Learning to read and write Chinese characters known as hanzi in Chinese, and kanji in Japanese has to be one of the hardest things a non-native adult can do. There are around 80,000 of them in total and functional literacy requires remembering approximately 3,000.
As I discovered to the detriment of my brain last year, the way everyone is taught to learn them is by rote – you’re shown how to draw the character once and then you copy it hundreds of times on grid-lined paper until you remember it. While this is ultimately effective for those who stick it out, it’s not much fun, nor informative.

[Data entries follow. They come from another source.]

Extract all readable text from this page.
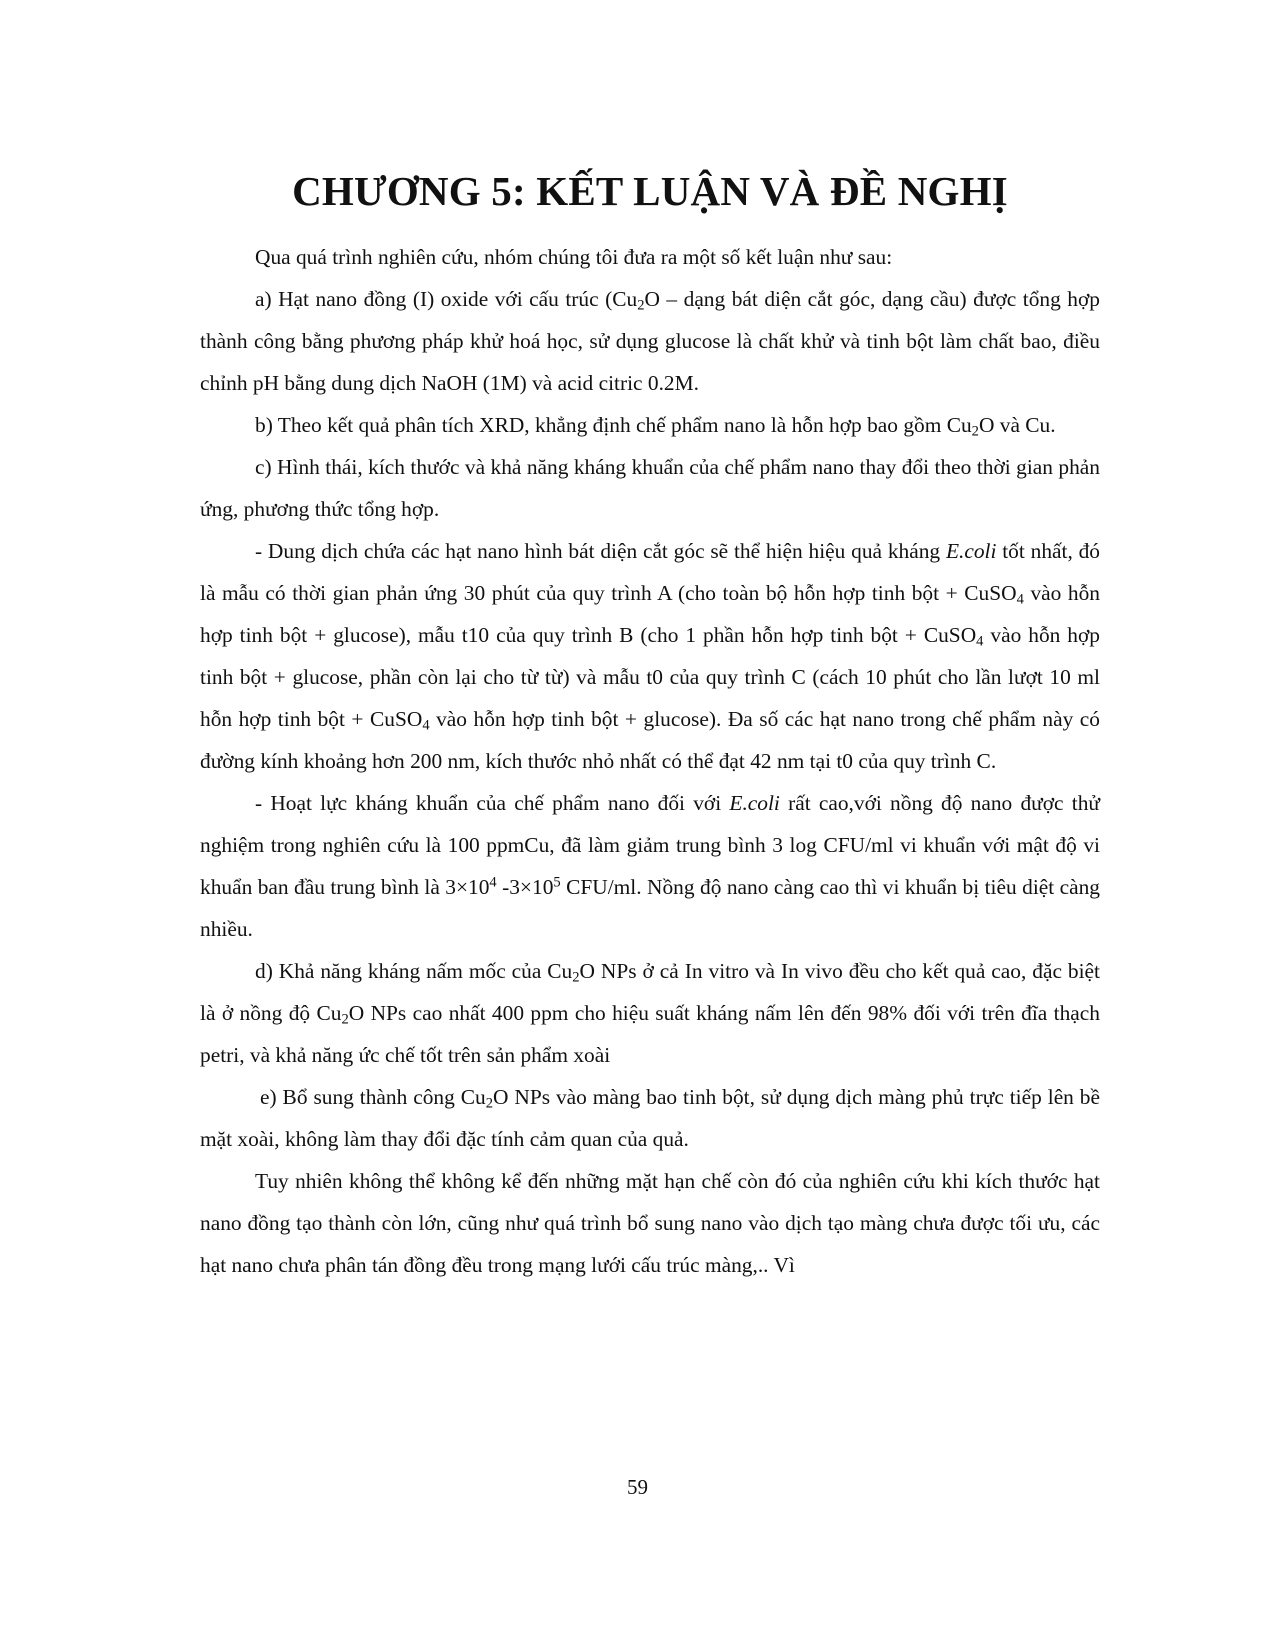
CHƯƠNG 5: KẾT LUẬN VÀ ĐỀ NGHỊ

Qua quá trình nghiên cứu, nhóm chúng tôi đưa ra một số kết luận như sau:

a) Hạt nano đồng (I) oxide với cấu trúc ($Cu_2O$ – dạng bát diện cắt góc, dạng cầu) được tổng hợp thành công bằng phương pháp khử hoá học, sử dụng glucose là chất khử và tinh bột làm chất bao, điều chỉnh pH bằng dung dịch NaOH (1M) và acid citric 0.2M.

b) Theo kết quả phân tích XRD, khẳng định chế phẩm nano là hỗn hợp bao gồm $Cu_2O$ và Cu.

c) Hình thái, kích thước và khả năng kháng khuẩn của chế phẩm nano thay đổi theo thời gian phản ứng, phương thức tổng hợp.

- Dung dịch chứa các hạt nano hình bát diện cắt góc sẽ thể hiện hiệu quả kháng E.coli tốt nhất, đó là mẫu có thời gian phản ứng 30 phút của quy trình A (cho toàn bộ hỗn hợp tinh bột + CuSO$_4$ vào hỗn hợp tinh bột + glucose), mẫu t10 của quy trình B (cho 1 phần hỗn hợp tinh bột + CuSO$_4$ vào hỗn hợp tinh bột + glucose, phần còn lại cho từ từ) và mẫu t0 của quy trình C (cách 10 phút cho lần lượt 10 ml hỗn hợp tinh bột + CuSO$_4$ vào hỗn hợp tinh bột + glucose). Đa số các hạt nano trong chế phẩm này có đường kính khoảng hơn 200 nm, kích thước nhỏ nhất có thể đạt 42 nm tại t0 của quy trình C.

- Hoạt lực kháng khuẩn của chế phẩm nano đối với E.coli rất cao,với nồng độ nano được thử nghiệm trong nghiên cứu là 100 ppmCu, đã làm giảm trung bình 3 log CFU/ml vi khuẩn với mật độ vi khuẩn ban đầu trung bình là $3\times 10^4$ $-3\times 10^5$ CFU/ml. Nồng độ nano càng cao thì vi khuẩn bị tiêu diệt càng nhiều.

d) Khả năng kháng nấm mốc của $Cu_2O$ NPs ở cả In vitro và In vivo đều cho kết quả cao, đặc biệt là ở nồng độ $Cu_2O$ NPs cao nhất 400 ppm cho hiệu suất kháng nấm lên đến 98% đối với trên đĩa thạch petri, và khả năng ức chế tốt trên sản phẩm xoài

e) Bổ sung thành công $Cu_2O$ NPs vào màng bao tinh bột, sử dụng dịch màng phủ trực tiếp lên bề mặt xoài, không làm thay đổi đặc tính cảm quan của quả.

Tuy nhiên không thể không kể đến những mặt hạn chế còn đó của nghiên cứu khi kích thước hạt nano đồng tạo thành còn lớn, cũng như quá trình bổ sung nano vào dịch tạo màng chưa được tối ưu, các hạt nano chưa phân tán đồng đều trong mạng lưới cấu trúc màng,.. Vì

59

Enter entrepreneur ShaoLan Hsueh, a native of Taiwan, who now lives in the UK and has been developing simple mnemonic illustrations which build on the pictographic roots of the characters to convey their meaning and aid memorisation. Starting with the simplest characters (such as tree 木, fire 火, sun 日, person 人) students can quickly begin to build many new words, characters, and phrases.
As someone struggling to remain motivated in their language studies I absolutely love this, not to mention the beautifully minimal design of each character which has been created based on its definition, origin and history.
After a successful Kickstarter campaign last year, a basic set of building block characters, compounds and phrases are already available on the Chineasy website and a book/app is due to be released in March this year (2014). I really can’t wait to get my hands on this and it’ll be interesting to see how some of the more complex characters are presented.